The Advantages of Heikin Ashi
Using these averaging techniques results in a clearer view of price action compared to regular candlesticks. The differences are notable:
Regular Candlesticks
On a standard chart, candles often appear mixed. You will frequently see red and green candles alternating, which can make the trend look noisy or cluttered.
Heikin Ashi Candles
On a Heikin Ashi chart, the price action is much cleaner. The benefits include:
- Upward Moves: Characterized mostly by green candles.
- Downward Moves: Characterized mostly by red candles.
The primary advantage of using Heikin Ashi candles is this ability to filter out market noise, making it easier for traders to identify and follow the prevailing trend.
Detailed Summary
Heikin Ashi, which translates to "average bar," is a specialized charting technique used to smooth out price action and provide a clearer view of market trends. Unlike standard candlesticks, Heikin Ashi candles use specific averaging formulas for their Open and Close values to filter out market noise. This results in a more consistent visual representation where green candles dominate uptrends and red candles dominate downtrends, helping traders identify and follow prevailing market directions more easily.
Key Takeaways
- Definition: The term Heikin Ashi means "average bar" in Japanese.

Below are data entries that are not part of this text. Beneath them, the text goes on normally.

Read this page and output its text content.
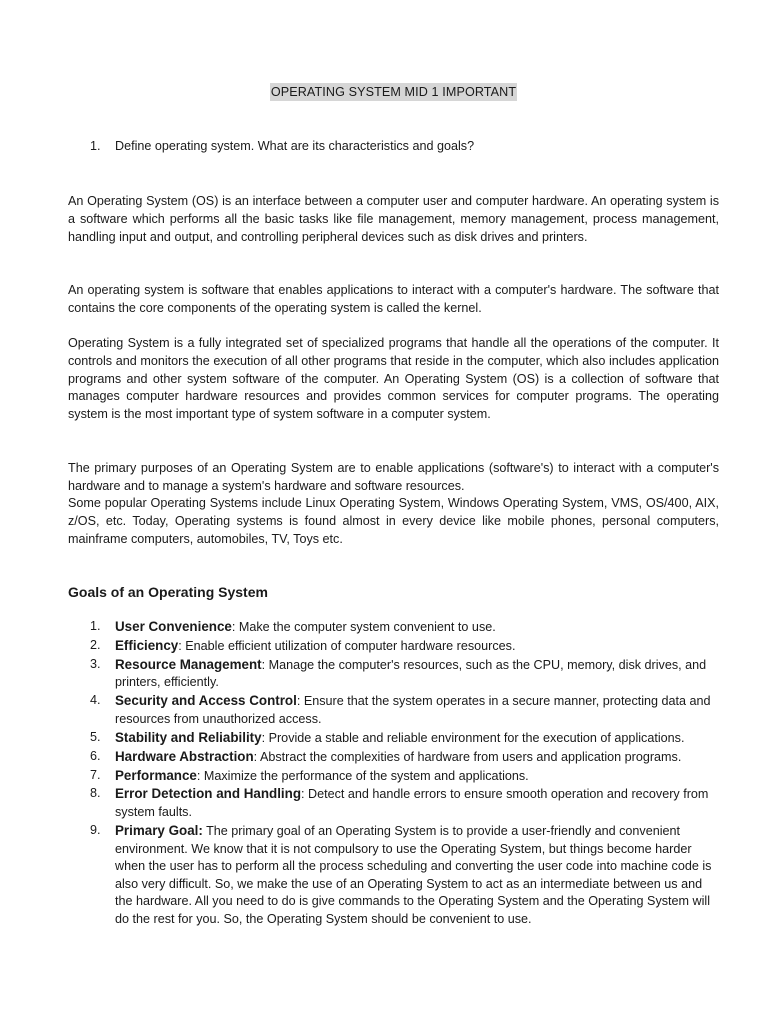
OPERATING SYSTEM MID 1 IMPORTANT
1. Define operating system. What are its characteristics and goals?

An Operating System (OS) is an interface between a computer user and computer hardware. An operating system is a software which performs all the basic tasks like file management, memory management, process management, handling input and output, and controlling peripheral devices such as disk drives and printers.

An operating system is software that enables applications to interact with a computer's hardware. The software that contains the core components of the operating system is called the kernel.

Operating System is a fully integrated set of specialized programs that handle all the operations of the computer. It controls and monitors the execution of all other programs that reside in the computer, which also includes application programs and other system software of the computer. An Operating System (OS) is a collection of software that manages computer hardware resources and provides common services for computer programs. The operating system is the most important type of system software in a computer system.

The primary purposes of an Operating System are to enable applications (software's) to interact with a computer's hardware and to manage a system's hardware and software resources.

Some popular Operating Systems include Linux Operating System, Windows Operating System, VMS, OS/400, AIX, z/OS, etc. Today, Operating systems is found almost in every device like mobile phones, personal computers, mainframe computers, automobiles, TV, Toys etc.

Goals of an Operating System
1. User Convenience: Make the computer system convenient to use.
2. Efficiency: Enable efficient utilization of computer hardware resources.
3. Resource Management: Manage the computer's resources, such as the CPU, memory, disk drives, and printers, efficiently.
4. Security and Access Control: Ensure that the system operates in a secure manner, protecting data and resources from unauthorized access.
5. Stability and Reliability: Provide a stable and reliable environment for the execution of applications.
6. Hardware Abstraction: Abstract the complexities of hardware from users and application programs.
7. Performance: Maximize the performance of the system and applications.
8. Error Detection and Handling: Detect and handle errors to ensure smooth operation and recovery from system faults.
9. Primary Goal: The primary goal of an Operating System is to provide a user-friendly and convenient environment. We know that it is not compulsory to use the Operating System, but things become harder when the user has to perform all the process scheduling and converting the user code into machine code is also very difficult. So, we make the use of an Operating System to act as an intermediate between us and the hardware. All you need to do is give commands to the Operating System and the Operating System will do the rest for you. So, the Operating System should be convenient to use.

- Calculation Method: The candle Close is the average of the current period's open, high, low, and close, while the Open is the midpoint of the previous candle's body.
- Trend Smoothing: These candles reduce market "noise" by using averaging, whereas regular candlesticks often show alternating colors that can obscure the trend.
- Visual Clarity: Upward movements are characterized primarily by green candles, and downward movements are characterized by red candles.
- Primary Advantage: The technique makes it significantly easier for traders to identify and stay within a prevailing market trend.